Certes des manifestations pacifistes ont eu lieu dans plusieurs villes de Russie, mais une large partie de l’opinion publique (y compris certains partis de l’opposition) y soutient l’invasion en cours. On sait qu’une guerre extérieure est généralement un bon moyen de ressouder les citoyens autour d’un gouvernement, de leur faire oublier les maux quotidiens sous une pluie de propagande (voir par exemple la guerre contre la Libye en 2011). Dans ce contexte, si les sanctions économiques paupérisent les populations, elles ont bien souvent pour effet de raffermir le sentiment national, donc le régime en place (Cuba, Irak, etc.).

Néanmoins, si du fait d’une prolongation de la guerre le gouvernement russe se trouvait fragilisé et qu’une révolte populaire se profilait, et si la répression était inefficace, la classe dirigeante chercherait à détourner la contestation vers une alternative politique : soit extrême (du côté des faucons du Kremlin qui trouvent que l’invasion de l’Ukraine manque de fermeté), soit plus démocratique (sans pour autant opter pour le poulain des Occidentaux).

La probabilité d’une révolte semble encore plus faible en Ukraine. Nous avons dit ce que nous pensions de l’auto-organisation des citoyens sur la base d’un sentiment national ; l’État s’en est trouvé renforcé, tout comme le gouvernement est pour l’instant légitimé par sa gestion de la crise. Un grand élan populaire voyant se fortifier le sentiment national est, par nature, interclassiste et contre-révolutionnaire.

Difficile de prévoir si pour autant le processus de démocratisation s’en trouvera renforcé. Jusqu’à présent, on assiste surtout à une (vraie) militarisation de la société, à la censure des médias, à l’interdiction des forces d’opposition de gauche, à une chasse aux réfractaires, etc. ; ce sont avant tout les forces nationalistes et réactionnaires qui ont le vent en poupe, ce qui n’est pas une nouveauté en Ukraine. Si Anatole France était vivant, sans doute résumerait-il la chose ainsi : « on croit mourir pour la démocratie, on meurt pour des industriels ».

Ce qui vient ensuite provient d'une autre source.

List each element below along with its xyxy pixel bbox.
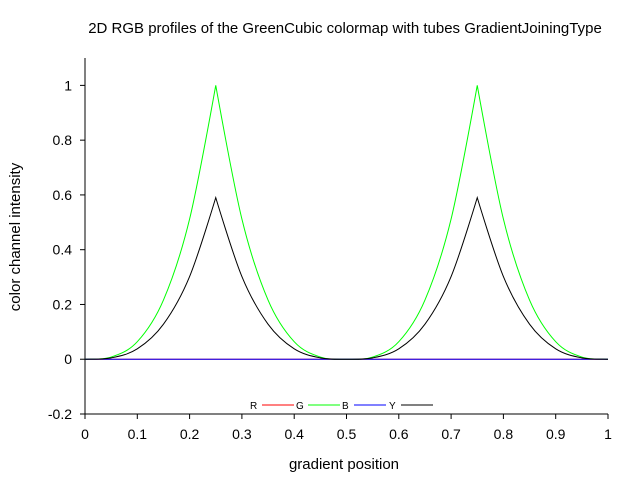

On pourrait se demander pourquoi consacrer autant de lignes à cette question alors que, en définitive, le rôle des anarchistes et des radicaux ukrainiens dans ce conflit est aussi faible. L’intérêt d’un sujet ne se mesure tout d’abord pas au nombre de personnes impliquées. Ensuite, beaucoup de médias, y compris bourgeois, et bien évidemment les réseaux sociaux, évoquent cet engagement ; les militants sur place communiquent abondamment, et leur prose rencontre un certain écho en France ; il ne serait donc pas étonnant que, dans un futur proche, la figure du combattant anarchiste en Ukraine devienne, après celle du soldat kurde du Rojava, la référence en matière de radicalité politique. Cela serait à notre avis – on l’aura compris – fort regrettable.

Que faire… en France ?

« Avant tout, ne pas se laisser emporter par l’aspect immédiat des événements, par les propagandes, par la facilité des simplifications.Il est des périodes où l’on a aucune prise sur la marche des choses. Mieux vaut le savoir et ne pas masquer son impuissance par de la gesticulation ou, pire, s’embarquer sur un bateau qui n’est pas le nôtre. [27] »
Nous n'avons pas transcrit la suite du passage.